2. The need to cut out waste. (Again, a policy on which the party is broadly agreed. There are plenty of deserving targets for cuts – big chunks of the New Labour project such as ID cards and big databases. A pity these weren’t identified and tallied before the cuts were promised).

3. The use of fiscal measures as one means of tackling the financial crisis. (Here, the party broadly supports a Keynesian response to the recession).

4. The deeper, long-term question about the desirable size of government and public expenditure. (An ideological question over which there is disagreement in the party. Regardless of one’s views, this fundamental question deserves some thought and is not something you resolve in a press release).

Tax policy is a complex issue. Last year’s debacle demonstrated that we need coherent policy rather than superficial positioning.

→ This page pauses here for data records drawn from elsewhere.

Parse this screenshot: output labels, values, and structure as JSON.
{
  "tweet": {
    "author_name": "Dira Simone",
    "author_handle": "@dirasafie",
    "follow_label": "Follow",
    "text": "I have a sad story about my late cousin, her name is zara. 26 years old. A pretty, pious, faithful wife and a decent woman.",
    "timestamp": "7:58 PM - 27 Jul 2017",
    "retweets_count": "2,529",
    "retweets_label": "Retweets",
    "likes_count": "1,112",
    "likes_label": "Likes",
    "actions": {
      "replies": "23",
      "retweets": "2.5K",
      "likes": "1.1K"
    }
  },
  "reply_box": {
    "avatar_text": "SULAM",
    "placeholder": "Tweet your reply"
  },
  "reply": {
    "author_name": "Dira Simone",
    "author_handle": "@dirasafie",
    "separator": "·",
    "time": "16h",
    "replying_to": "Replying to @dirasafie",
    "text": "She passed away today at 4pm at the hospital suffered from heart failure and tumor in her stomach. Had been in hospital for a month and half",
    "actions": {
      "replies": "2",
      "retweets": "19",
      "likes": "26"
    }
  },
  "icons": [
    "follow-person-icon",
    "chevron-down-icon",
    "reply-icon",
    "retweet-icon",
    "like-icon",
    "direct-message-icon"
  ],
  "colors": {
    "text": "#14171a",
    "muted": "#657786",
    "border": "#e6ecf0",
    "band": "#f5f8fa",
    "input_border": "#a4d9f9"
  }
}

We can’t keep changing the line every few months to grab a headline, otherwise the party’s loss will be much greater than 15,000+ redundant leaflets.

by Simon Titley on April 21, 2009 at 12:12 pm. Reply #

“We can’t keep changing the line every few months to grab a headline …”

Indeed. It’s not as though these are minor policy adjustments, either. They are fundamental changes.

The other difficulty is that yet more changes are likely to be forced on the party in the near future.

The government is going to seek £15bn savings in public expenditure by cutting waste, which makes it that much harder for Lib Dems to propose £20bn of savings without spelling out in precise detail where they are going to come from.

And if the chancellor cuts higher-rate tax relief on pension contributions tomorrow, then within 2 days of being announced, this new tax package will no longer be fiscally neutral.